Sitka
Sitka is for wildlife. The water and land surrounding Sitka are justifiably well known for abundant and diverse wildlife. Does your Alaskan dream include an experience with one of the largest mammals on earth, the brown bear, or a brief encounter with the quintessentially cute sea otter on a board tour? In Sitka, your dreams are within reach. Is Whale Watching high on your bucket list? Come to Sitka in November for the Sitka Whale fest when you will find the waters teeming with humpback whales in the surrounding waters prior to their departure for the warm waters of Hawaii and Mexico.
Aside from whales and otters you can expect to find seals, sea lions, and a large variety of sea birds including puffins, rhinoceros auklets, murres, and black oystercatchers. On shore, bald eagles are plentiful and hunt from tall Sitka Spruce and hemlocks. In town, they can be seen perching on the steeple of St. Michaels’s cathedral. Brown bears can be spotted grabbing salmon in their powerful jaws from freshwater streams and the appropriately named Sitka black-tailed deer forage in the forest for food. To get up close and personal with coastal brown bears take a trip to the Fortress of the Bear, a refuge for orphaned bear cubs that would otherwise face euthanasia. This sanctuary that makes use of the clarifying tanks of an abandoned pulp mill, allowing visitors to see bears at paly in a created environment. At the Alaska Raptor Center, sanctuary that helps to rehabilitate injured raptors and release them back into the wild. For those birds that cannot be released they are retained on site to be educational birds. The center hosts bald eagles, great-horned owls, golden eagles and red-tailed hawks to name a few. Sitka, a wildlife paradise on the outside of Baranof island, Alaska.
Juneau
Glaciers – moving rivers of ice, have captivated our imaginations, confounded geologists and enraptured tourists for decades, if not centuries. Glaciers are largely responsible for shaping much of the earth’s topography. The work of glaciers includes the great lake, Yosemite Valley, the great lakes, the St. Lawrence River Valley, fjords of Norway and Chile, and the famous “sounds” of New Zealand, which are, more accurately fjords.

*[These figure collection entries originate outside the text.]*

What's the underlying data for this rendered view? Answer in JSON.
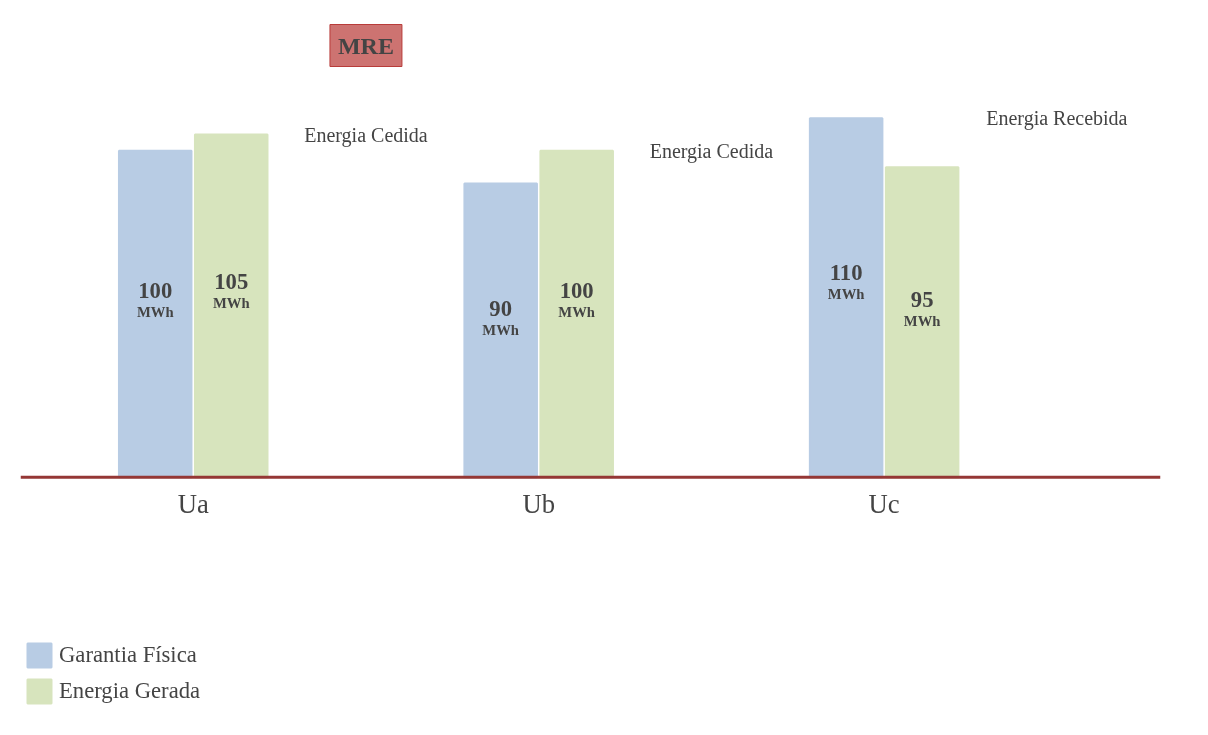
{
  "chart_data": {
    "type": "bar",
    "categories": [
      "Ua",
      "Ub",
      "Uc"
    ],
    "series": [
      {
        "name": "Garantia Física",
        "color": "#b8cce4",
        "values": [
          100,
          90,
          110
        ],
        "value_labels": [
          "100 MWh",
          "90 MWh",
          "110 MWh"
        ]
      },
      {
        "name": "Energia Gerada",
        "color": "#d7e4bd",
        "values": [
          105,
          100,
          95
        ],
        "value_labels": [
          "105 MWh",
          "100 MWh",
          "95 MWh"
        ]
      }
    ],
    "annotations": [
      "MRE",
      "Energia Cedida",
      "Energia Cedida",
      "Energia Recebida"
    ],
    "legend": "bottom left"
  }
}
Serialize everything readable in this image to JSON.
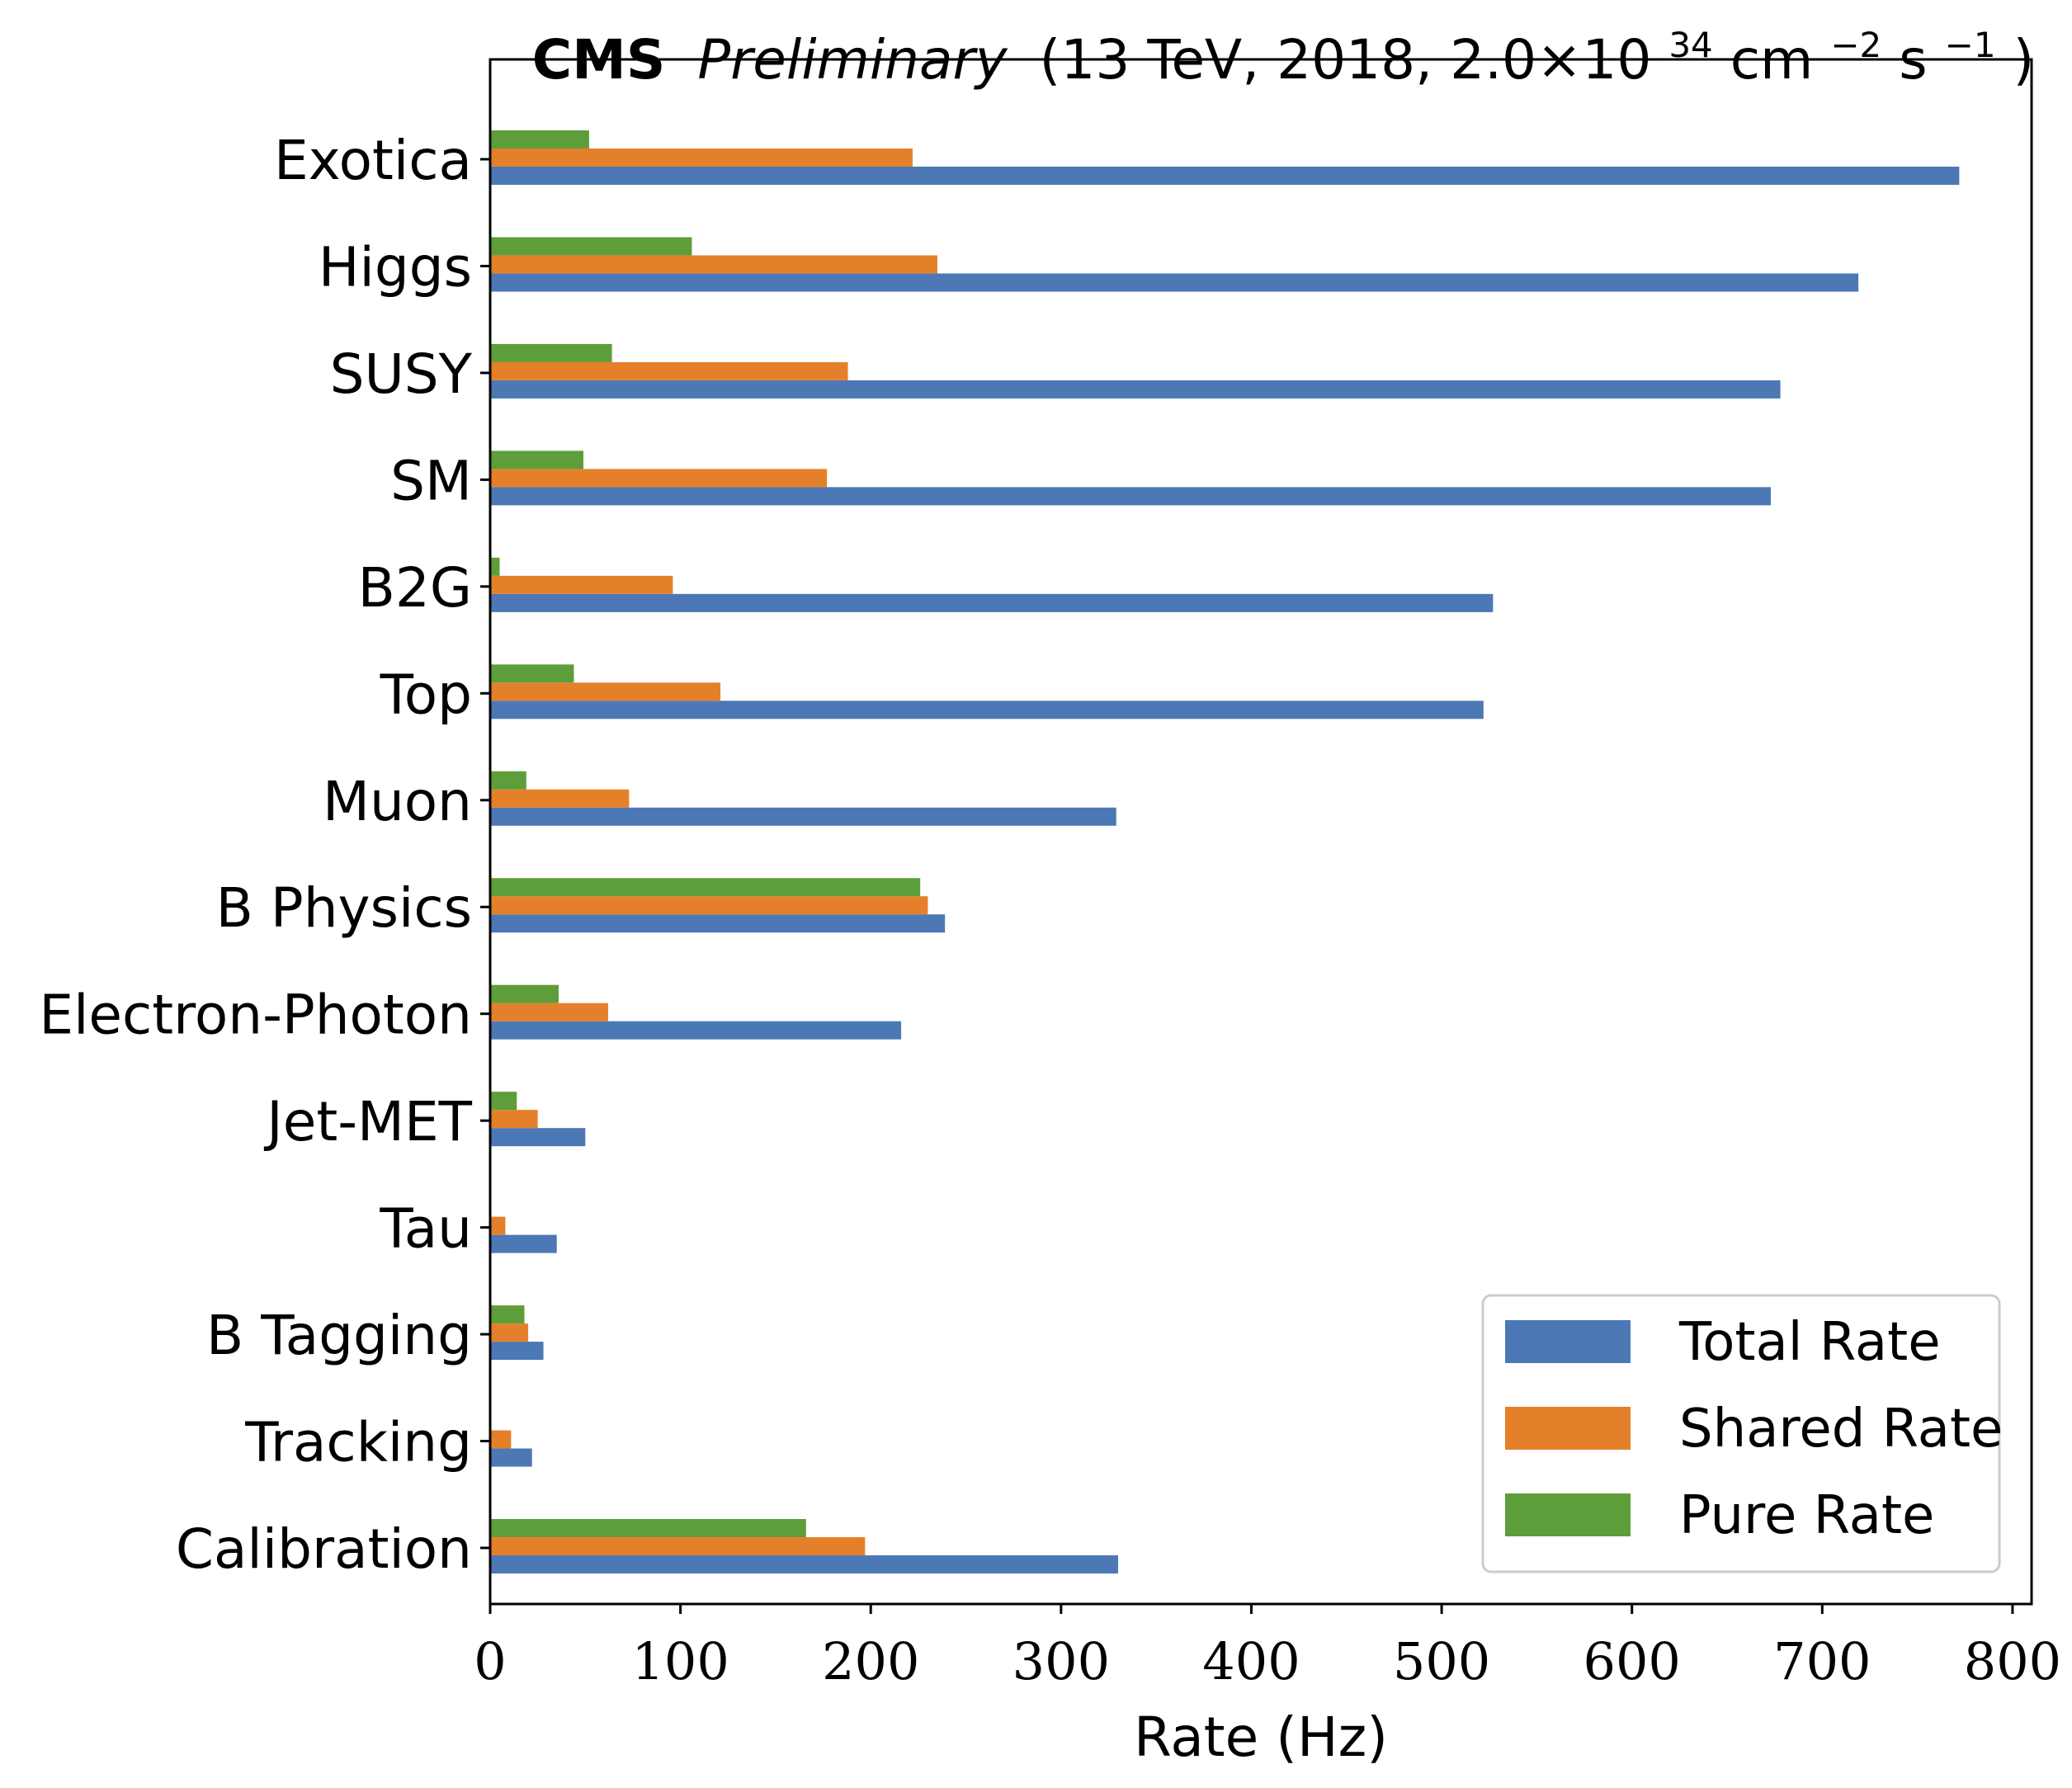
{
  "chart_data": {
    "type": "bar",
    "orientation": "horizontal",
    "title": {
      "bold": "CMS",
      "italic": "Preliminary",
      "rest_prefix": "(13 TeV, 2018, 2.0×10",
      "exp1": "34",
      "mid": " cm",
      "exp2": "−2",
      "mid2": "s",
      "exp3": "−1",
      "suffix": ")"
    },
    "xlabel": "Rate (Hz)",
    "ylabel": "",
    "xlim": [
      0,
      810
    ],
    "xticks": [
      0,
      100,
      200,
      300,
      400,
      500,
      600,
      700,
      800
    ],
    "categories": [
      "Exotica",
      "Higgs",
      "SUSY",
      "SM",
      "B2G",
      "Top",
      "Muon",
      "B Physics",
      "Electron-Photon",
      "Jet-MET",
      "Tau",
      "B Tagging",
      "Tracking",
      "Calibration"
    ],
    "series": [
      {
        "name": "Total Rate",
        "color": "#4c78b5",
        "values": [
          772,
          719,
          678,
          673,
          527,
          522,
          329,
          239,
          216,
          50,
          35,
          28,
          22,
          330
        ]
      },
      {
        "name": "Shared Rate",
        "color": "#e5802a",
        "values": [
          222,
          235,
          188,
          177,
          96,
          121,
          73,
          230,
          62,
          25,
          8,
          20,
          11,
          197
        ]
      },
      {
        "name": "Pure Rate",
        "color": "#5e9e3a",
        "values": [
          52,
          106,
          64,
          49,
          5,
          44,
          19,
          226,
          36,
          14,
          0,
          18,
          0,
          166
        ]
      }
    ],
    "grid": false,
    "legend": "bottom-right"
  }
}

Those who sail on cruise ships to view these magnificent natural features find themselves hopelessly devoid of adjectives to describe this icy wilderness, so pure and untouched. Over the history of our planet, gigantic sheets of ice have carved enormous areas of the globe, both land and sea. At least eight ice ages have and advanced and retreated during the last 750,000 years glaciers have scraped and scoured their way down mountainsides and vast expanses of continents. No continent has been exempt from this relentless activity. During the last ice age, 20,000 years ago, nearly 32% of the earth’s surface, and oceans were covered in ice. Today, 10% of the globe remains covered in ice mostly in polar areas.
Alaska has more glaciers and icefields than any other area in North America. Around the world 47 countries have one or more types of glaciers. Areas of major glaciation include Canada, Chile, Norway, New Zealand and Switzerland. Glaciers take on a many shapes and sizes including ice sheet, ice caps, cirque glaciers, hanging or apron glaciers and tidewater glaciers, the most rare. Glaciers can vary in length from the 76-mile path of the Hubbard glacier to the shorter length of the Mendenhall Glacier, only 12 miles from its source.